En muchos países, la libertad religiosa no es un derecho abstracto, es una cuestión de supervivencia. La línea que separa la vida de la muerte, la libertad de la cárcel, la prosperidad de la pobreza. Por pertenecer a la religión equivocada, cada año son asesinadas en el mundo un incalculable número de personas, en ataques terroristas o por la violencia institucionalizada. Otras son privadas de libertad, en ocasiones de por vida. Algunas simplemente desaparecen, se ven privadas de sus derechos más elementales o deben aceptar ser ciudadanos de segunda.
El cristianismo es la religión más perseguida, pero no la única. En países como Arabia Saudí, Corea del Norte o Eritrea es imposible que el estado de la libertad religiosa pueda empeorar, porque ni un resquicio se contempla. Sorprendentemente, según el último informe de Ayuda a la Iglesia Necesitada (2016/2018) los índices de libertad religiosa sólo han mejorado en dos países: Irak y Siria, y sólo porque la derrota parcial del Daesh en la región, les ha bajado del primer puesto que ostentaban en 2016.
Este estudio revela también cómo en los últimos años se han incrementado los ataques a la libertad religiosa por parte de regímenes autoritarios cuyo carácter ultranacionalista les hace especialmente hostiles a las minorías religiosas. Rusia, Irán, China, Turquía, Kazajistán, Tayikistán, Birmania, India, son los ejemplos más evidentes. En este último país, la situación de persecución religiosa se ha recrudecido últimamente -en particular contra cristianos y musulmanes- en nombre de un hinduismo con tintes nacionalistas. Lo mismo en China por razones políticas. En cuanto a Birmania, su régimen nacionalista budista, actúa desde 2017 con violencia inusitada contra la minoría musulmana rohingya.

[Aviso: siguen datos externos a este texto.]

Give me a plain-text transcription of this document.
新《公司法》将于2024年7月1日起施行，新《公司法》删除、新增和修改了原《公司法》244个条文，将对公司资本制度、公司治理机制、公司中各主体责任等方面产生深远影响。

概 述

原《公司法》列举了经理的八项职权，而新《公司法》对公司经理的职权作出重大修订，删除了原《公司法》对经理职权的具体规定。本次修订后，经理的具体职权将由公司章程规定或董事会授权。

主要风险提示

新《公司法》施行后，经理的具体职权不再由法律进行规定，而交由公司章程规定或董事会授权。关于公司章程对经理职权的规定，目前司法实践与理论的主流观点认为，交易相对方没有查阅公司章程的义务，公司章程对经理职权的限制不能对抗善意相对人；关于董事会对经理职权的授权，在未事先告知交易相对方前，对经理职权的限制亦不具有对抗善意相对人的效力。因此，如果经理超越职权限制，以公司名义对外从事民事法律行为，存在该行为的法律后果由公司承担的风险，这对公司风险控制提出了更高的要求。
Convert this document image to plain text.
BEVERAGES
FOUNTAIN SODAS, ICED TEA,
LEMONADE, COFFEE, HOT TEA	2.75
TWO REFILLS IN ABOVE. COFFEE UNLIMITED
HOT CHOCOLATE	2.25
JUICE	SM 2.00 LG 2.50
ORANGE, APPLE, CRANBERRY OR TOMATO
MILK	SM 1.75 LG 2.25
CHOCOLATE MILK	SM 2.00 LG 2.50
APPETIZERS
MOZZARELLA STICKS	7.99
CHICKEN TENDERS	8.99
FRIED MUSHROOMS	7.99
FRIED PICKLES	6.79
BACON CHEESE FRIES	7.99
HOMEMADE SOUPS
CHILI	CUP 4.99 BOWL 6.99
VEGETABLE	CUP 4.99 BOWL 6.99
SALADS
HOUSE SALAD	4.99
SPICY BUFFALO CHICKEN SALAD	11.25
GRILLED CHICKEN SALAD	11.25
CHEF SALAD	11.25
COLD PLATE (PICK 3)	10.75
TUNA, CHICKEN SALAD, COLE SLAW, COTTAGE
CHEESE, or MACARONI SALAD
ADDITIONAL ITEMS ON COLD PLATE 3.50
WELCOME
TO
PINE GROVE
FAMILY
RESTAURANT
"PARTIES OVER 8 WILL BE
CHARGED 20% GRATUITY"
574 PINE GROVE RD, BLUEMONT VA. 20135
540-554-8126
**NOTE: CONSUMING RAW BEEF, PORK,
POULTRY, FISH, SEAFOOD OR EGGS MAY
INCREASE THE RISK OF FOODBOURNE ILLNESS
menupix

La situación en África no es mejor. El avance del fundamentalismo islámico, patrocinado por las potencias del Golfo, ha convertido a países como Nigeria, Somalia o República Centroafricana en un escenario de terror para las minorías religiosas, muy especialmente para los cristianos.
¿Y en Europa? Según qué medios y gobiernos, pretenden distraer la atención sobre el carácter de los ataques yihadistas, sin ser conscientes de que no abordar el problema deteriora la convivencia y la confianza mutua mucho más que ocultar la realidad.
En cualquier caso, el informe al que aludo, habla del “muro de indiferencia” con el que en Occidente se oculta a sí mismo, por irrelevante, el sufrimiento y la vulnerabilidad de las minorías perseguidas por su fe. La ignorancia y la apatía, han adormecido la conciencia de unos países excepcionalmente sensibles, sin embargo, si se trata de derechos de género o raza.
En su palacio de corcho Herodes ya ha dado la orden de la matanza de inocentes que se conmemorará mañana, pero no va a ser la última. Y mis Reyes de barro seguirán avanzando por el desierto, cruzando ríos de celofán azul, desde el lacerado Oriente, hasta el portal en el que hacen guardia un buey y una mula desorejada.